Contributor

Timothy Noah

Author, 'The Great Divergence: America's Growing Inequality Crisis And What We Can Do About It'

Timothy Noah is a senior editor at the New Republic, where he writes the TRB column and a blog. He was for a dozen years a senior writer at Slate, where he wrote the "Chatterbox" column, among other duties. Prior to that he was a Washington-based reporter for the Wall Street Journal, an assistant managing editor for U.S. News & World Report, a congressional correspondent for Newsweek, and an editor of the Washington Monthly (where he remains a contributing editor). Noah has written for a variety of other national publications, including the New York Times, the Washington Post, Harper's, and Fortune, and contributes frequent video essays to CBS Sunday Morning. He received the 2011 Hillman Prize for a 10-part Slate series on income inequality in the U.S. that he subsequently expanded into his 2012 book, The Great Divergence: America's Growing Inequality Crisis And What We Can Do About It. He was also, in 2010, a National Magazine Award finalist for his Slate coverage of the health care bill.

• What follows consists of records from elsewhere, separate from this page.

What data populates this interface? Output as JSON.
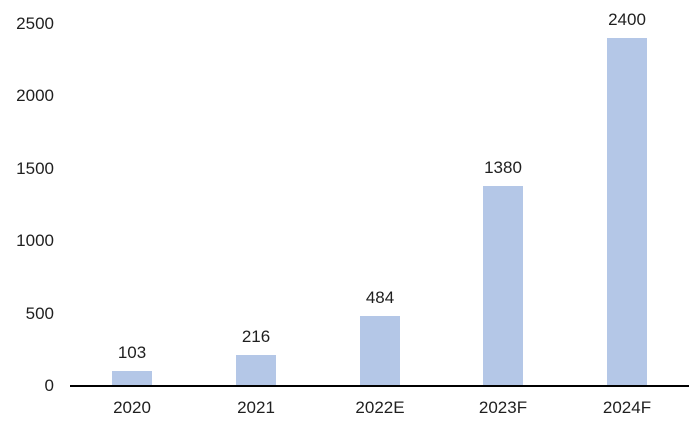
{
  "chart_data": {
    "type": "bar",
    "categories": [
      "2020",
      "2021",
      "2022E",
      "2023F",
      "2024F"
    ],
    "values": [
      103,
      216,
      484,
      1380,
      2400
    ],
    "data_labels": [
      "103",
      "216",
      "484",
      "1380",
      "2400"
    ],
    "title": "",
    "xlabel": "",
    "ylabel": "",
    "ylim": [
      0,
      2500
    ],
    "yticks": [
      0,
      500,
      1000,
      1500,
      2000,
      2500
    ],
    "ytick_labels": [
      "0",
      "500",
      "1000",
      "1500",
      "2000",
      "2500"
    ],
    "grid": false,
    "legend": null,
    "bar_color": "#b4c7e7",
    "axis_line_color": "#000000",
    "text_color": "#1f1f1f"
  }
}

Noah edited two anthologies of the writings of his late wife, Marjorie Williams: the New York Times best-seller The Woman At The Washington Zoo (2005), which won the PEN/Martha Albrand Award, and Reputation (2008). More information about Marjorie and her books is at womanatthewashingtonzoo.com. A 1980 graduate of Harvard College, Noah lives in Washington, D.C., with his two teenage children.